There are two numbers I want to draw your attention to:
Number 3: There was a lot of buying here in this 5.8 to 6 range. As price has subsequently hit that area 3 times thereafter on the other side of the bubble top, there has been more and more chances to sell off. This area has held well though, and for whatever reason the buyers within that range have been less and less likely to capitulate. That may well change the next time we test that range, as typically supports get weaker. But for now it's holding.
If 5.8 is broken cleanly and those buyers capitulate I believe it'll set off a cascade down to...
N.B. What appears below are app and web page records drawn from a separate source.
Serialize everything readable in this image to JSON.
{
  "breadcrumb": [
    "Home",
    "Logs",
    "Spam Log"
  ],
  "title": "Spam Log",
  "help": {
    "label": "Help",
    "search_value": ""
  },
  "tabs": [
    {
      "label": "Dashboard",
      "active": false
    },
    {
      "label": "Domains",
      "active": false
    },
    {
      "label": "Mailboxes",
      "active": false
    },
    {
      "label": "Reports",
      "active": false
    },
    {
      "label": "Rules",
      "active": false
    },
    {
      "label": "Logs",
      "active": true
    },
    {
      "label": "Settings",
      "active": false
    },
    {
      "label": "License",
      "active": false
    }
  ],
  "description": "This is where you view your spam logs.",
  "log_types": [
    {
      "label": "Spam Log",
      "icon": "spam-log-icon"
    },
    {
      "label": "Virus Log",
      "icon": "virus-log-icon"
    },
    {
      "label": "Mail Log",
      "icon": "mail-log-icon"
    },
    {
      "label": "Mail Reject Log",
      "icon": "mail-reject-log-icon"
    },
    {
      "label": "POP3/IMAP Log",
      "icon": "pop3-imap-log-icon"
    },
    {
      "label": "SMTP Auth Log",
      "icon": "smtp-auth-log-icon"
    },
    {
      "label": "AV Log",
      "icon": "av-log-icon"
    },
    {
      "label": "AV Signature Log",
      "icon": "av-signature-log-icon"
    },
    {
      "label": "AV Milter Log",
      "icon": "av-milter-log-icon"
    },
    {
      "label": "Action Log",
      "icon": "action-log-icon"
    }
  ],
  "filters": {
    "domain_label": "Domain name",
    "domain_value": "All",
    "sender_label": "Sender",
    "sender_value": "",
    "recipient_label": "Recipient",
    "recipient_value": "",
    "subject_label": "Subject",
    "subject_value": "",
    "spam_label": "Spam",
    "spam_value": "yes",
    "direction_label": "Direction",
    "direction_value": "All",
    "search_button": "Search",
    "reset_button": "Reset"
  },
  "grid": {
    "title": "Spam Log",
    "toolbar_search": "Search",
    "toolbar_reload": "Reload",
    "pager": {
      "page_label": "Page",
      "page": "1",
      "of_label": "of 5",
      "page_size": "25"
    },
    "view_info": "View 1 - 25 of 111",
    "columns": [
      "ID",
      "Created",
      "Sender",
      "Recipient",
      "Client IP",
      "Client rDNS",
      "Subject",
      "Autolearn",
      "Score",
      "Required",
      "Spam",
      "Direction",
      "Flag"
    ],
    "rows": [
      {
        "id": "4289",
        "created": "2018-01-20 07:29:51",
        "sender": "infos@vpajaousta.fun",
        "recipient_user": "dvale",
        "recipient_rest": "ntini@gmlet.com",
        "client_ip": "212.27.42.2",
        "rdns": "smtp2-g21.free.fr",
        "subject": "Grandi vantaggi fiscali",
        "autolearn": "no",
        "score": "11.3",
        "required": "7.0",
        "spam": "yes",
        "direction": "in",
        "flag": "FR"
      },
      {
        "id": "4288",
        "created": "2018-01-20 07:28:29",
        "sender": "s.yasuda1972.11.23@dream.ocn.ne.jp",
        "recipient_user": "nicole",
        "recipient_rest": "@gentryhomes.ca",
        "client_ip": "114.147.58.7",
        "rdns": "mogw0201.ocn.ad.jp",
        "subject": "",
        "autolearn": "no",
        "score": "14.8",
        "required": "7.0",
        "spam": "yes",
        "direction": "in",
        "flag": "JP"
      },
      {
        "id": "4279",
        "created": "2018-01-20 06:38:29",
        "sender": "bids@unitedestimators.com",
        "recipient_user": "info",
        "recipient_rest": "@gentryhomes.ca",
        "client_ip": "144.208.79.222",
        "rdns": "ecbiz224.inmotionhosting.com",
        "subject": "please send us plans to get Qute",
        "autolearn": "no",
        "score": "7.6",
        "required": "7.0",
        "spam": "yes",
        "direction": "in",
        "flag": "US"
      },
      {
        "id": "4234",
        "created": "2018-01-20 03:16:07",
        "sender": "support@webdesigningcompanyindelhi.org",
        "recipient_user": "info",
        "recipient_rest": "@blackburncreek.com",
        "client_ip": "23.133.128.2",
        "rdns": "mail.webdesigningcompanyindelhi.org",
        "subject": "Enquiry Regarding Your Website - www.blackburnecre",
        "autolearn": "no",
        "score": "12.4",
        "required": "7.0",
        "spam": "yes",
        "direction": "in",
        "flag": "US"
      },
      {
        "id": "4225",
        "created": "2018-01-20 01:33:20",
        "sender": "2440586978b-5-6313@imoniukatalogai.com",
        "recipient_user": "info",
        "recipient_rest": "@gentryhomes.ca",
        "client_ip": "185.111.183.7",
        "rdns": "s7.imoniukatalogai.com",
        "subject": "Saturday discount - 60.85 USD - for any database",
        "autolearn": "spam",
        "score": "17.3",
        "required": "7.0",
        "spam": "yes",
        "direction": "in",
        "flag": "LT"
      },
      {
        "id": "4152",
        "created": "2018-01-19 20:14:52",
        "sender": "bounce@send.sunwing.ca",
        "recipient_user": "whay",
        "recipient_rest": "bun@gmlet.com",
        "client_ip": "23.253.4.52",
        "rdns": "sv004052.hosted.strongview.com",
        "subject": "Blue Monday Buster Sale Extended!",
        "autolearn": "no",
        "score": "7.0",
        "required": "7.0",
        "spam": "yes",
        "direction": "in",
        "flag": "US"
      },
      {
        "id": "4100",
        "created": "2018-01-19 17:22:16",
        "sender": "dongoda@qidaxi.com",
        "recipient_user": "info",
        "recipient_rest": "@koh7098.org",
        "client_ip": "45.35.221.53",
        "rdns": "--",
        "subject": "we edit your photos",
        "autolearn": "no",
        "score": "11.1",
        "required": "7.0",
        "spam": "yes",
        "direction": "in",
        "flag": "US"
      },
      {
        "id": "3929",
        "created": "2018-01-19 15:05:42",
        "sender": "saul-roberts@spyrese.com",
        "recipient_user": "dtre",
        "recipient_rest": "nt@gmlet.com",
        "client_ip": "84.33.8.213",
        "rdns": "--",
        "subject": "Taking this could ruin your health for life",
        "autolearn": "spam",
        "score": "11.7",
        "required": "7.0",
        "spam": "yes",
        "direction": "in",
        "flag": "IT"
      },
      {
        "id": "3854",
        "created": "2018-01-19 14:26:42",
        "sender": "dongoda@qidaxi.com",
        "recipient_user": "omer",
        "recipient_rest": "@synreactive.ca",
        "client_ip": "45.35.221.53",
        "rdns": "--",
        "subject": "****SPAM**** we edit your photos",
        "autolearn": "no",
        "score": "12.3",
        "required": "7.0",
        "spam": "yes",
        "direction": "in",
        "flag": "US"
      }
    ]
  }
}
Number 7: This is where we saw a large amount of buying last year in the range starting at 4.6. IMO if we ever reach this area it would almost definitely be the bottom, as there just wasn't any significant bubble type growth immediately prior to this, and we saw much more natural growth there.
If we ever get down to this point, I believe we'll bounce out pretty drastically in a V-Shape reversal and it will signal the end of the bull run. Why? Simply because there will not be any bubble based capitulation left. We are then dealing far less buying to cascade sell offs. The bubble would have been reset.
So there we have it - an alternate view on levels and my reasoning as to why.
If these levels really do represent buying and subsequent capitulation, the 'normal' rules surrounding S/R might not apply. Normally the greater number of times a support is hit the weaker it gets.
However in this case if sellers are looking for capitulation opportunities to prevent selling at a loss, the greater number of times the area is hit the more those sellers will be exhausted at those levels.
This wouldn't normally make sense, but perhaps in a bubble, in this particular circumstance it does. Just a thought. Probably not though.